More issues than solutions

In comparison to the standard Supercharger cables, which are thick like gas station hoses and sometimes more unwieldy, especially in the cold when they become less flexible, these cables are more flexible and thinner. But now Electrek claims that the EV maker has switched out the experiment cables for the standard thicker cables in Mountain View. Thus, the electric car maker has ended the public experiment.

“We changed the cables to unify service procedures and parts across all current Supercharger sites,” Tesla told Electrek.

This particular Supercharger had been criticized for having offline stalls and slow charging.

A Plugshare user noted late last year, “Early afternoon Tuesday, 9 of 12 stations in use, station 1A being serviced by Tesla personnel. They were working on cable coolant system. Special liquid cooled cable is about 3/4 in diameter. Computer History Museum is quite impressive, including live demo of working Babbage Differential Engine.”

There were more complaints in the thread, but honestly, not more than there are for a typical high traffic Supercharger, says Electrek. It should be noted that the liquid-cooled nature of the cable introduces more points of failure and more complexity.

Will Tesla abandon the liquid-cooled cables?

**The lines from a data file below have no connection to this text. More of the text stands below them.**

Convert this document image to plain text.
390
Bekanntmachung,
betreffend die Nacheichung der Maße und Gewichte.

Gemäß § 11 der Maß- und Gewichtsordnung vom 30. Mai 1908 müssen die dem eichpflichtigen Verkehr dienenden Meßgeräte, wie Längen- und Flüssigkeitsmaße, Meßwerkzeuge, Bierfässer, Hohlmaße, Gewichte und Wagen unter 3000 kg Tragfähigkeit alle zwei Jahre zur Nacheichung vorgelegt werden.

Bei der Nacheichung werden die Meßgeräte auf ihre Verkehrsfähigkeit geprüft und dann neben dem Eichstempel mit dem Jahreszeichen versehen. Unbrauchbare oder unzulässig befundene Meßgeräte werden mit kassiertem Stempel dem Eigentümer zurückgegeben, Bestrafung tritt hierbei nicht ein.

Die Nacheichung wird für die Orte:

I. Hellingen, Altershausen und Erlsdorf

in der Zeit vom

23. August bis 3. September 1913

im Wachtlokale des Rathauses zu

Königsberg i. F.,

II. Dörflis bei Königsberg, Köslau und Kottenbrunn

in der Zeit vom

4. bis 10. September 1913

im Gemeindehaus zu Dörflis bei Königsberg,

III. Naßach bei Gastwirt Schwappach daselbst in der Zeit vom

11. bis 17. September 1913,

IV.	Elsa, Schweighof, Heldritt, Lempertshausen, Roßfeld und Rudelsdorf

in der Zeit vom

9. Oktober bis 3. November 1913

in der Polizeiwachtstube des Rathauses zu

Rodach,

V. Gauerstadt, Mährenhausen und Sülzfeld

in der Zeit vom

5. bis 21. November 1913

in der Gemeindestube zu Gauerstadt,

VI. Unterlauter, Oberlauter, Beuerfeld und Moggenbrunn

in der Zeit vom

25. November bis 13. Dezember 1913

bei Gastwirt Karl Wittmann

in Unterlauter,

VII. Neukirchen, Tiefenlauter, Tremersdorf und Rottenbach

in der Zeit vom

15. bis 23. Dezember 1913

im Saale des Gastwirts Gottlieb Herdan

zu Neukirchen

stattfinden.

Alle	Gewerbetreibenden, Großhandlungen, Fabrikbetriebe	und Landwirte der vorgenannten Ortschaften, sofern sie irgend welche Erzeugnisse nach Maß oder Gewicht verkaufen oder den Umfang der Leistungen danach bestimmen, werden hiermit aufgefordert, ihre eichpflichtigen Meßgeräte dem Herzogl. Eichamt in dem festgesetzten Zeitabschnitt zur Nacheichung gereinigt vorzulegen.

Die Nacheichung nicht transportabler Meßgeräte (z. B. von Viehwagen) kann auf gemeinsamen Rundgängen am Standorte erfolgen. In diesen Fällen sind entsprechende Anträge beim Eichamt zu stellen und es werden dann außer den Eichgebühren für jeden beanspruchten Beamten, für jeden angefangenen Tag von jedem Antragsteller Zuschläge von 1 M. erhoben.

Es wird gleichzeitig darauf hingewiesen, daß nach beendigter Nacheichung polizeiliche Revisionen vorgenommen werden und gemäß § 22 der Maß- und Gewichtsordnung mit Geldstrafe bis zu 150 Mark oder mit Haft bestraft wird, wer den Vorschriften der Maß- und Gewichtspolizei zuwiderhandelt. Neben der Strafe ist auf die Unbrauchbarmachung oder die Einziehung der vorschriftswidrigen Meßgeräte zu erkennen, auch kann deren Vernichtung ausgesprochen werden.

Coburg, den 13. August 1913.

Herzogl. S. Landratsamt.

Tesla CTO JB Straubel said in an interview that battery charging tech is going to get substantially quicker than it is now. In the interview with MIT Technology Review, he said it is not going to happen in year from now, and it is going to be hard, but he thinks they can get down to five to ten minutes for a full charge, which is currently at 20-40 minutes. He noted that the current superchargers, which deliver 120 kilowatts of electricity, seemed crazy even 10 years ago. In comparison, conventional public charging stations deliver well under 10 kilowatts.

At last year’s shareholder meeting, Tesla Chief Executive Elon Musk discussed this cable a few hundred feet away in the Computer History Museum, says Electrek. Musk mentioned that not only does this technology allow the cable to carry more lead, but it also thins/lightens the wires and makes them more flexible. The ability of the cable to carry more load was notable, especially because the electric car maker has been raising the amount of power quietly, which is now at 145kW.

The U.S.-based automaker may not abandon the technology, as liquid-cooled cables are a “key” technology for it, says Electrek.